En un choque caribeño de vida o muerte donde el perdedor hacía las maletas, la Selección Quisqueyana sacó la casta utilitaria en el segundo cuarto para doblegar 80-72 a las boricuas, amarrando el boleto a la fase de eliminación directa en Irapuato.

El segundo cuarto inclina la balanza en un duelo de alta tensión

No había mañana sobre el parqué del Inforum de Irapuato, México. Tras haber tropezado en sus dos primeras presentaciones del certamen, la Selección de la República Dominicana y Puerto Rico se veían las caras en la última fecha de la fase de grupos con una fisonomía de presión absoluta: el ganador avanzaba a los Cuartos de Final, mientras que el perdedor quedaba automáticamente fuera de la carrera por el campeonato y el boleto mundialista.
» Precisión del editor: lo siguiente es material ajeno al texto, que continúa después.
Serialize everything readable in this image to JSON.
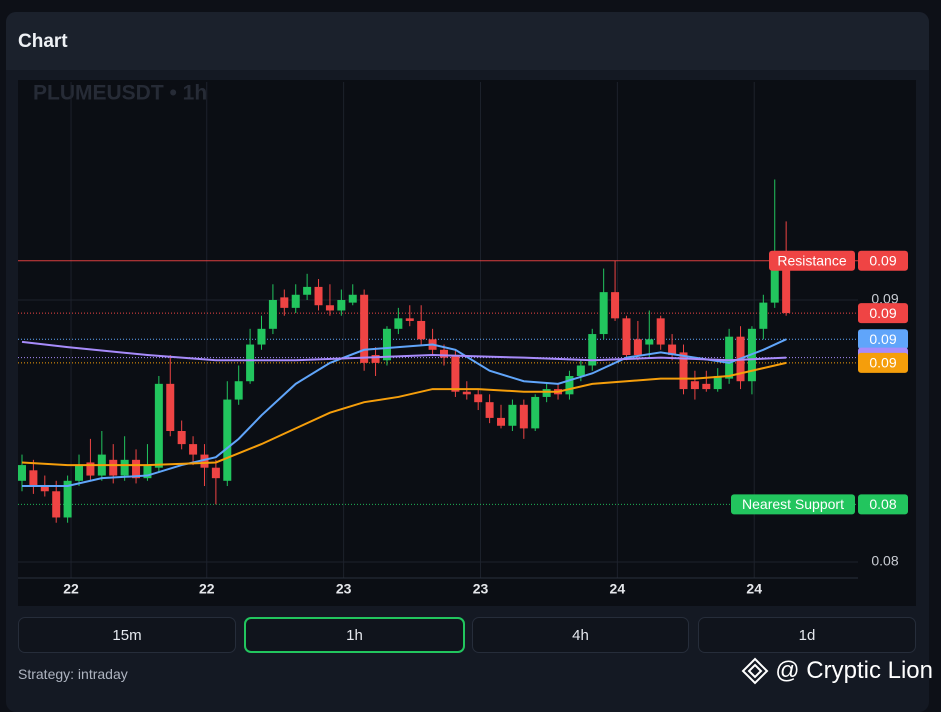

Con ese panorama de Grandes Ligas, las quisqueyanas respondieron a la hora buena para adjudicarse un triunfo de oro con marcador definitivo de 80-72.

El trámite del compromiso desnudó los nervios lógicos de un partido de eliminación temprana en los linderos del primer parcial, donde las boricuas lograron llevarse una ventaja microscópica de un punto (13-14). Sin embargo, la pizarra utilitaria dio un vuelco radical en el segundo cuarto gracias a una rebelión ofensiva de las dominicanas. Con un parcial aplastante de 31-18, las nuestras destrozaron la zona defensiva de la Isla del Encanto, provocando pérdidas de balón y corriendo la cancha con un baloncesto alegre que les permitió marcharse al descanso con un colchón que a la postre fue decisivo.

La progresión del pizarrón: 13-14 | 31-18 | 23-21 | 13-19.

Control del tempo: La escuadra dominicana controló los mostradores del juego durante 30 minutos y 23 segundos, forzando siete cambios de liderato y cinco empates antes de ponerle candado al parqué.

La máxima del choque: Dominicana llegó a ostentar una ventaja máxima de 17 puntos en el transcurso de la segunda mitad, sabiendo administrar la renta cuando las boricuas intentaron presionar en el período de cierre.

Nathaly Santana se echa el equipo al hombro

La fisonomía del éxito dominicano estuvo guiada por las manos de Nathaly Santana. La armadora/escolta del patio dictó una cátedra de madurez en los mostradores al registrar 19 créditos de eficiencia, convirtiéndose en el motor incontrolable de la ofensiva en las transiciones rápidas. En la acera contraria, Lucianna Parrotta cargó con el bando puertorriqueño con 14 unidades de valoración, pero no fue suficiente para contener el ataque solidario de las quisqueyanas.

La efectividad colectiva fue el pilar analítico que sostuvo la victoria en los momentos calientes del último cuarto:

Efectividad general: Dominicana firmó un 42.6% de campo frente al 38% de las rivales.

Fiebre de triples: El acierto de larga distancia fue demoledor, registrando un robusto 37.5% en triples (destacando la efectividad del 45% en tiros de dos puntos) contra apenas un 27.6% del perímetro boricua.

Citadas para los Cuartos de Final del sábado

Con el silbatazo final, la República Dominicana asegura la tercera plaza del Grupo A con un balance de 1-2, enviando a Puerto Rico al fondo de la tabla. Al amarrar este boleto, las quisqueyanas avanzan a los Cuartos de Final del sábado, donde se medirán en un cruce a muerte súbita contra el equipo que finalice en la segunda posición del Grupo B, plaza por la que batallan intensamente en el parqué mexicano las selecciones de Argentina y México. El baloncesto femenino del patio sigue demostrando que, cuando las papas queman y el torneo exige carácter, el orgullo dominicano responde al más alto nivel de la FIBA.